Like most computer graphics programs, AGi32 models surfaces as having three separate spectral reflectances - red, green, and blue. For example, we can model a red surface as having 95% red reflectance and no reflectance of green or blue light. Taking the average of these values, this produces a surface reflectance of:


     (0.95 * 0.21) + (0.0 * 0.72) + (0.0 * 0.07) = 20%


From the above calculation, you might think that it will not make any difference whether the room surfaces are gray or red. As long the surface reflectance is 20%, the total floor illuminance ET should logically be 25% more than the direct illuminance ED. This, however, is incorrect. The crucial difference is that the room surfaces have different reflectances for red, green, and blue light. We need to calculate the total spectral irradiance for each color, and then calculate the total illuminance according to the sensitivity of our eyes to these colors.

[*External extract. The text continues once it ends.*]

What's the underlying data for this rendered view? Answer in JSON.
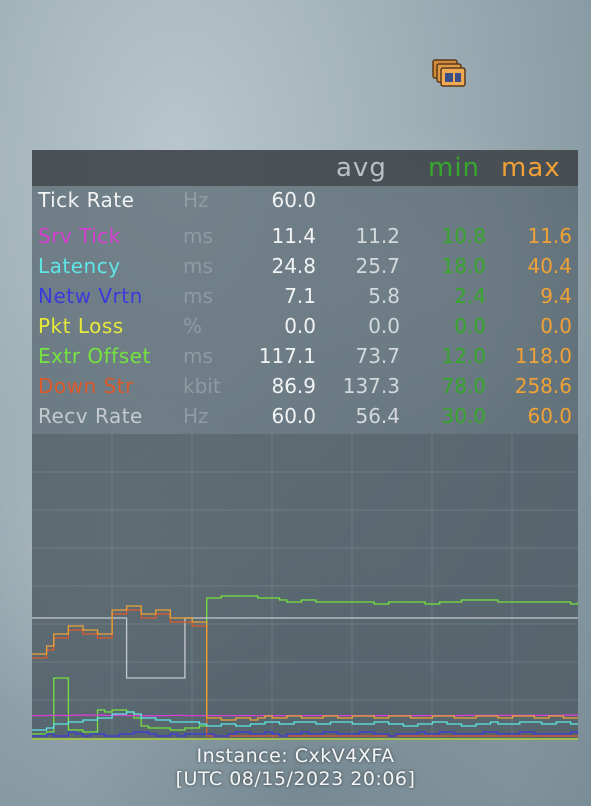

For the three color bands, we have:


     ET(red) = ED * 0.21 / (1.00 - 0.95) = 4.20 * ED
     ET(green) = ED * 0.72 / (1.00 - 0.00) = 0.72 * ED
     ET(blue) = ED * 0.07 / (1.00 - 0.00) = 0.07 * ED


This gives the total floor illuminance due to direct white light illuminance from the luminaires and interreflections from the red surfaces as:


     ET = 4.99 * ED


In other words, the interreflections from the red room surfaces contribute 80% to the total floor illuminance, even though the surface reflectances are only 20%. If this seems surprising, imagine a room with white surfaces that have 95% reflectance. Doing the same calculations, we get:


     ET(red) = ED * 0.21 / (1 - 0.95) = 4.20 * ED
     ET(green) = ED * 0.72 / (1 - 0.95) = 14.40 * ED
     ET(blue) = ED * 0.07 / (1 - 0.95) = 1.40 * ED


In this case, the total floor illuminance is 20.0 * ED - the interreflections account for 95% of the total floor illuminance.


As another example, we can consider a room with 95% blue reflectance and no reflectance of red or green light. This gives a surface reflectance of:


     (0.0 * 0.21) + (0.0 * 0.72) + (0.95 * 0.07) = 6.7%


and thus:


     ET(red) = ED * 0.21 / (1 - 0.00) = 0.21 * ED
     ET(green) = ED * 0.72 / (1 - 0.00) = 0.72 * ED
     ET(blue) = ED * 0.07 / (1 - 0.95) = 1.40 * ED


In this case, the total floor illuminance is 2.33 * ED - the interreflections account for 57% of the total floor illuminance, even though the surface reflectances are only 6.7%.


An Intuitive Explanation


Ignoring the mathematics above, it is still fairly easy to see what is happening. In the gray room, 80% of the incident white light is absorbed on each reflection. It is reasonable then that the room surfaces contribute a relatively small amount to the total floor illuminance.

In the case of a red room, all of the incident blue and green light is immediately absorbed on the first bounce, but only 5% of the red light is absorbed. On each bounce from the ceiling, it contributes more light to the total floor illuminance. While our eyes are relatively insensitive to red light, there is a far greater amount compared to the room with the gray surfaces.


To answer the question then, the calculated (and measured) illuminance values for two rooms with the same surface reflectances will vary, depending on the color of the surfaces. As shown above, the values will be considerably more for strongly colored surfaces.1


1 ANSI/IESNA RP-16-17, Nomenclature and Definitions for Illuminating Engineering, defines the reflectance of a surface as "the ratio of the reflected flux to the incident flux," where flux may be either radiant flux (measured in watts) or luminous flux (measured in lumens).

AGI32 performs its lighting (that is, radiosity) calculations using radiant flux. However, reflectance is calculated in terms of luminous flux, in order that the calculated values are in accordance with what we perceive.